Find entities by comparing words with lists

__call__(sentences)
Parameters:

sentences (List[List[Dict]]) – List of lists of words

Returns:

The same sentences, adorned with information found in various types of lists.

__init__(data_dir, word_getter, cutoff_score, entity_types)
Parameters:
  • data_dir (Union[List[str], str]) – Path of the lists, given as either a string or a list of strings, is processed using os.path.join.

  • word_getter (str) – Indicates how the words to be searched through are achieved. Currently only “NER” and “BERT” are supported.

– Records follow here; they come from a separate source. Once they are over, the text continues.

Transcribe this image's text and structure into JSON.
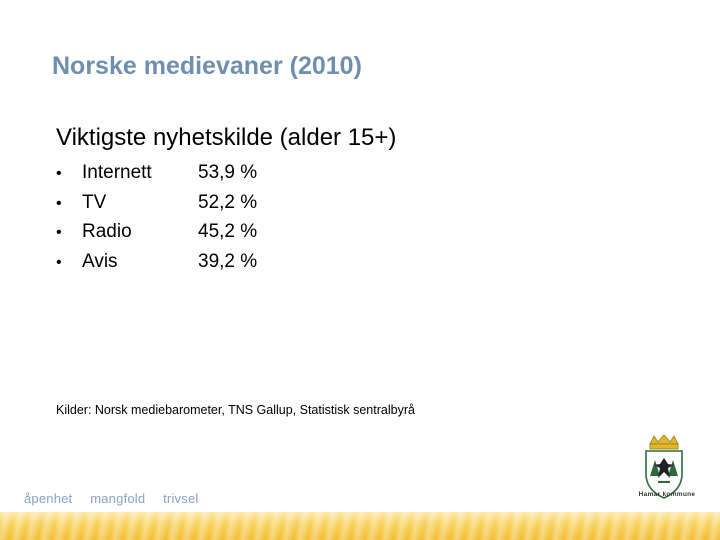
{
  "slide": {
    "title": "Norske medievaner (2010)",
    "subtitle": "Viktigste nyhetskilde (alder 15+)",
    "items": [
      {
        "label": "Internett",
        "value": "53,9 %"
      },
      {
        "label": "TV",
        "value": "52,2 %"
      },
      {
        "label": "Radio",
        "value": "45,2 %"
      },
      {
        "label": "Avis",
        "value": "39,2 %"
      }
    ],
    "bullet": "•",
    "source": "Kilder: Norsk mediebarometer, TNS Gallup, Statistisk sentralbyrå"
  },
  "footer": {
    "slogan": [
      "åpenhet",
      "mangfold",
      "trivsel"
    ],
    "logo_text": "Hamar kommune",
    "band_color": "#f3bc2c",
    "title_color": "#6f8fb0"
  }
}
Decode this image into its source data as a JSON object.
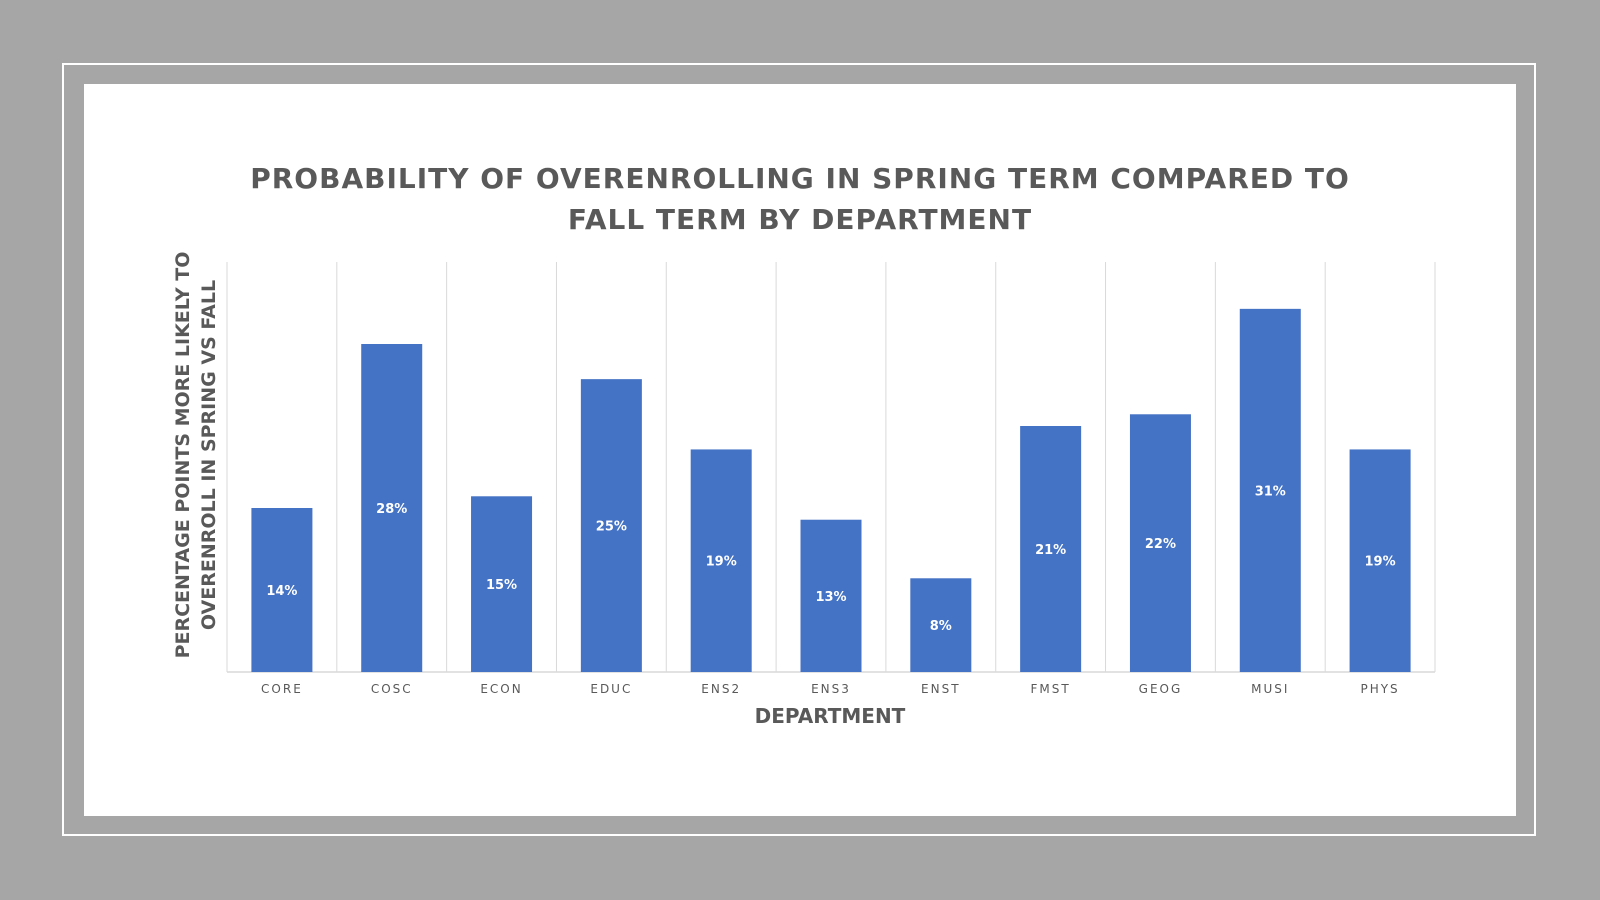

  • cutoff_score (float) – The cut-off score below which matches will not be returned.

  • entity_types (List[str]) – Which entity types to search for, e.g. [“person”, “location”].

static prefill_empty_labels(sentences)
Parameters:

sentences (List[List[Dict]]) – List of lists of words

Returns:

None, the word dicts are modified by adding the “labels” key, if the word has “ner” set to True.